The profile of the first and second inlets 104 and 112 do not corresponded to the inflow area 110 of the impeller 108, i.e., the housing 102 partially covers the inflow area 110′. In other embodiments, the first inlet 104 can expose partially or none of the inflow area 110.
When a working fluid, e.g. an air, passes along the flow tunnel 118, the majority of the working fluid is blocked by the housing 102 and is contained in the flow tunnel 118, thus increasing the rotational speed of the impeller 108 and getting a higher air pressure and a better performance.
Note that the number of the first and second inlets 104 and 112 of the housing 102 is not limited to that of the disclosed embodiments. The number of the inlet of the housing 102 can be one or more than two.
In FIG. 4A, a blower 200 of the second embodiment comprises a housing 102′ assembled by two frames, an impeller 208 disposed in the housing 102′, wherein the impeller 208 is disposed in the housing 102. A flow tunnel 218 is formed between the impeller 208 and the housing 102′.
One side of the housing 102′ comprises a main inlet 204, an outlet 214, and a secondary inlet 215 extending outwardly from the periphery of the main inlet 204. The main inlet 204 exposes partially or none of the inflow area and the secondary inlet increases an exposed zone of the inflow area.
The impeller 208 comprises a plurality of blades 216, and an inflow area 110 is encircled by the outer periphery of the blades 216 of the impeller 208.
Based on the invention, the flow tunnel 218 can be divided into a high-pressure zone 220, ranging from a narrowest part of the flow tunnel 218 to a designated part thereof, and a low-pressure zone 221 of the flow tunnel 218 that approaches the outlet 214. The designated part generally is determined according to the desired requirement. That is to say, the secondary inlet 215 approaches the outlet 214 and the low-pressure zone 221.
The outer diameter of the main inlet 204 is partially smaller than that of the impeller 208. With the secondary inlet 215, an exposed zone corresponding to the inflow area 110′ can be increased.
Note that the secondary inlet 215 located at the low-pressure zone 221 and extends outwardly from the periphery of the axial main inlet 204 to increase the quantity of the inlet.
In FIG. 4B, the main inlet 204 comprises a protrusion 222 extending from the periphery of the main inlet 204 toward a center thereof for covering a zone between a narrowest part and a designated part of the flow tunnel 218. The main inlet 204 is slightly smaller than the region encircled by the blades 216 of the impeller 208. If the size of the main inlet 204 and the secondary inlet 215 are reduced with respect to the region encircled by the blades 216 of the impeller 208, the air intake amount remains within a desired range, maintaining the working pressure.
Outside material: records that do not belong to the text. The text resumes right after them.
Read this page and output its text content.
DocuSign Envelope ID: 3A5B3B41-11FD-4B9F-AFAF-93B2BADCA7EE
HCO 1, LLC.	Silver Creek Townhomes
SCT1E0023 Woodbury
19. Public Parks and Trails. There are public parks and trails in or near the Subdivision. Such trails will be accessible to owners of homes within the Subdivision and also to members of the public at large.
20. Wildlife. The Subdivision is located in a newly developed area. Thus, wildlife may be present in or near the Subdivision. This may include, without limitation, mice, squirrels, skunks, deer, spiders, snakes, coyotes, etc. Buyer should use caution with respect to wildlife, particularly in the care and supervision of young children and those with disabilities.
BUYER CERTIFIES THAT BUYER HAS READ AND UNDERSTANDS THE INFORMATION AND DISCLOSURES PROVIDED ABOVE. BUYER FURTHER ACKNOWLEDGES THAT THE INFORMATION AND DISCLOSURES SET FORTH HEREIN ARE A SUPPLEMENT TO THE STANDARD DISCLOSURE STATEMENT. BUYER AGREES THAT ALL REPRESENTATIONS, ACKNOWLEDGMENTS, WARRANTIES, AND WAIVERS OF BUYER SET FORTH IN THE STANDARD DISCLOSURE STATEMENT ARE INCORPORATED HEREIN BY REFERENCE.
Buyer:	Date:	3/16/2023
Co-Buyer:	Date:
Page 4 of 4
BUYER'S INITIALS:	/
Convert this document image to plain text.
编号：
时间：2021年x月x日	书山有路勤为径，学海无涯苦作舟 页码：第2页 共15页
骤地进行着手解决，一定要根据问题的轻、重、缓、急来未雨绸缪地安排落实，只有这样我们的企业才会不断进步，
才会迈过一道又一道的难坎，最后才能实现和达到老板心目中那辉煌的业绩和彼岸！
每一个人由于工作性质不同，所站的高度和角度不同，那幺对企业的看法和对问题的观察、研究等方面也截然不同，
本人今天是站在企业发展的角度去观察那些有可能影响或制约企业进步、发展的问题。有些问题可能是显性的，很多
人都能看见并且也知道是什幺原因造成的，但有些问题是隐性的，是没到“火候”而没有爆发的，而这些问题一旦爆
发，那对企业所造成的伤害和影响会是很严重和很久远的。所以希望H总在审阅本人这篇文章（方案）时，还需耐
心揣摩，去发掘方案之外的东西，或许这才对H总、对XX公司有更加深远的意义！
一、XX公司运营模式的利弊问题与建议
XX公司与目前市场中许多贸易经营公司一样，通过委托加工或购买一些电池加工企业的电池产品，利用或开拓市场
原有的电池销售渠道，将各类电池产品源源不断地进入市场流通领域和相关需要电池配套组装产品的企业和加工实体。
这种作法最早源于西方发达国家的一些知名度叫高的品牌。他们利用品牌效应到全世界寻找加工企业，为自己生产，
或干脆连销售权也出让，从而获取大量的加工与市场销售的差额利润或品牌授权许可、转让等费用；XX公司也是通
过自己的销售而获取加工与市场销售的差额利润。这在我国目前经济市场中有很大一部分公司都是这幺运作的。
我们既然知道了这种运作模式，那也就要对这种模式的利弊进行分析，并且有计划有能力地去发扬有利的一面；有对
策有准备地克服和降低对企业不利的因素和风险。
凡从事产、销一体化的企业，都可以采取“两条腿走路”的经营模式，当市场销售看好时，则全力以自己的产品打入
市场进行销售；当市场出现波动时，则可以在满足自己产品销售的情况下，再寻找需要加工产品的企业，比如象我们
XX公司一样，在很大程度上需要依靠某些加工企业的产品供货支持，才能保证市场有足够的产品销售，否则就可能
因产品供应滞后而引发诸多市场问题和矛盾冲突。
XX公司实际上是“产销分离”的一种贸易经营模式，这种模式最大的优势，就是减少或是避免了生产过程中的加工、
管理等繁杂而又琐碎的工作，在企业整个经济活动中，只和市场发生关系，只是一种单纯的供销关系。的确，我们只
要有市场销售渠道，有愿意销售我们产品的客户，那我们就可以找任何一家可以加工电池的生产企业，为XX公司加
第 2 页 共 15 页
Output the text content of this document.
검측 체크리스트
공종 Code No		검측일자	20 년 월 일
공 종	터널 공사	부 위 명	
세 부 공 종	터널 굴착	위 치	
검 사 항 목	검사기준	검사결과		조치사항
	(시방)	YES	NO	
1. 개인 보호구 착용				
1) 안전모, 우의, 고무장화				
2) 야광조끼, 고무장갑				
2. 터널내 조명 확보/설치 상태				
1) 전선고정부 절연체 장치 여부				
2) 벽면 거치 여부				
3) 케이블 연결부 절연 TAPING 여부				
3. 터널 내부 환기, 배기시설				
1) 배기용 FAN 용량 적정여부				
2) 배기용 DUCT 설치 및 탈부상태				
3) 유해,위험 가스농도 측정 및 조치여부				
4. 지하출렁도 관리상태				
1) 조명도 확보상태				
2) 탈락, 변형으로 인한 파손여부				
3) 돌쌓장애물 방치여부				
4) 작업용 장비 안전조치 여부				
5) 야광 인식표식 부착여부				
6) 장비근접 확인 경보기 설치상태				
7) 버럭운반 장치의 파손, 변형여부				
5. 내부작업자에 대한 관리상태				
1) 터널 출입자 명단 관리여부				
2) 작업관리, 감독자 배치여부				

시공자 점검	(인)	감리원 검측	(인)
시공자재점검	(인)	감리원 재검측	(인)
In preferred embodiments, the protrusion 222 can be of other shapes to dissipate heat to the exterior.
In the preferred embodiment, the profile of the main inlet 204 can be circular, quadratrical, involute, elliptical, polygonal, eccentrically circular, irregularly closed shaped such as the protrusion 222, regular, or irregular. The profile of the secondary inlet 215 can be regular or irregular.
Based on the described embodiments, the amount of the intake air in the flow tunnel can be increased by utilization of different sizes, shapes or positions of the inlets. When the blower is operated, the majority of working fluid is limited within the flow tunnel, thus increasing the rotational speed of the impeller, maintaining a higher working pressure and a better performance of the blower.
While the invention has been described with respect to preferred embodiment, it is to be understood that the invention is not limited thereto, but, on the contrary, is intended to accommodate various modifications and equivalent arrangements included within the spirit and scope of the appended claims.